Lipid-Coated Hybrid Nanoparticles for Enhanced Bacterial Biofilm Penetration and Antibiofilm Efficacy

Abstract Background: The biofilm way of life is a common strategy for bacteria to adapt and gain tolerance towards antibiotic treatments. Up to 80% of all infections are biofilm-mediated and they are often challenging to treat as the underlying bacterial cells can become 100 – 1000-fold more tolerant towards antibiotics. Antibiotic-loaded nanoparticles have gained traction as a potential drug delivery system to treat biofilm infections. Specifically, lipid-coated hybrid nanoparticles (LCHNPs) were investigated on their capability to deliver antibiotics into biofilms. In this study, LCHNPs composed of a poly(lactic-co-glycolic acid) (PLGA) core and dioleoyl-3-trimethylammonium propane (DOTAP) lipid shell were developed and loaded with vancomycin (Van). In vitro antibacterial and antibiofilm tests were performed to evaluate the antimicrobial efficacy of the LCHNPs. Results: LCHNPs were successfully fabricated with high vancomycin encapsulation efficiency of 48.66% and loading efficiency of 72.99 µg/mg. DOTAP was determined to be successfully coated on the PLGA core by measuring the ζ-potential of the nanoparticles. LCHNPs had a positive ζ-potential of +36.13 mV which contrasted significantly from the ζ-potential of -36.83 mV of bare PLGA nanoparticles (PLGANPs). LCHNPs exhibited enhanced antibacterial effects against planktonic Staphylococcus aureus USA300 cells, with at least 6-fold reduction in minimum inhibitory concentration when compared against Free-Van and Van-PLGANPs.
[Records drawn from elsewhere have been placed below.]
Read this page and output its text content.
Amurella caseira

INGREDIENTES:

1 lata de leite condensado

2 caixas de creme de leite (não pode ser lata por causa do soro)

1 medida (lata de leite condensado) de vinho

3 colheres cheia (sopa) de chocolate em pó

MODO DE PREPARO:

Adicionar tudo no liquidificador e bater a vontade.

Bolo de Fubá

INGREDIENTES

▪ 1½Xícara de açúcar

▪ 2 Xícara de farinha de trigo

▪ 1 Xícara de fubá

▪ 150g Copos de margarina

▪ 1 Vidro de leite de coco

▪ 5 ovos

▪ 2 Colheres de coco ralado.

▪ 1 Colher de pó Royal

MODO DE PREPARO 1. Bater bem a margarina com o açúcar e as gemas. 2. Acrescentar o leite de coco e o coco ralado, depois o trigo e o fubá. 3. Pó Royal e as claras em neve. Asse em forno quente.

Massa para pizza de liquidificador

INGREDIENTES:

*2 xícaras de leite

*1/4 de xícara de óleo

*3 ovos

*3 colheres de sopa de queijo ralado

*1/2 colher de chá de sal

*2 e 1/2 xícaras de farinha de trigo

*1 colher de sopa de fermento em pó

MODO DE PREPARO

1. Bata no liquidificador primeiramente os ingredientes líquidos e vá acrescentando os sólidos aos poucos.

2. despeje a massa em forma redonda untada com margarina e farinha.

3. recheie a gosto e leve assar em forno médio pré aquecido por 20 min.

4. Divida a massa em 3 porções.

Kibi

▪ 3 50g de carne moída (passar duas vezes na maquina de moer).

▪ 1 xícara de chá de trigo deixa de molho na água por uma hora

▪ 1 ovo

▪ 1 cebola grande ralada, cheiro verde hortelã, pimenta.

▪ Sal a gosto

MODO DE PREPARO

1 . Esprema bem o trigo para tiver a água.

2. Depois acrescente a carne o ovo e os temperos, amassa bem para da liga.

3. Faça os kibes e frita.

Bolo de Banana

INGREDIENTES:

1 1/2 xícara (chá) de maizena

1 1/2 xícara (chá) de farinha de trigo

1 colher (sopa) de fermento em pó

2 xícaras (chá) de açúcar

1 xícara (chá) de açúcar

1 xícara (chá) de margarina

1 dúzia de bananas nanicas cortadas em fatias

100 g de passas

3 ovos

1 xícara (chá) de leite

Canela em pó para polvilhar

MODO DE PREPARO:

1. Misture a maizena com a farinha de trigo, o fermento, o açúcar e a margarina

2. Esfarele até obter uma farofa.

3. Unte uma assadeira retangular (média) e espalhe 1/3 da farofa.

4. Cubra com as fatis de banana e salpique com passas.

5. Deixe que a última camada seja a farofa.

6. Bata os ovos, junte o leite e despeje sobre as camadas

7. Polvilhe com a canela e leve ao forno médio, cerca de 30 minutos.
When used to treat USA300 biofilms, Van-LCHNPs eradicated up to 99.99% of the underlying biofilm cells, an effect which was not observed for Free-Van and Van-PLGANPs. Finally, we showed that by possessing a robust DOTAP shell, LCHNPs were able to penetrate deeply into the biofilms. Conclusion: LCHNPs were shown to display remarkable antimicrobial efficacy towards both planktonic and biofilm cells as the presence of the lipid shell enhanced the interactions with bacterial cells and penetration into biofilms. More work could be done to understand nanoparticle-biofilm interactions; this would help to optimize the LCHNPs further to treat biofilm infections successfully.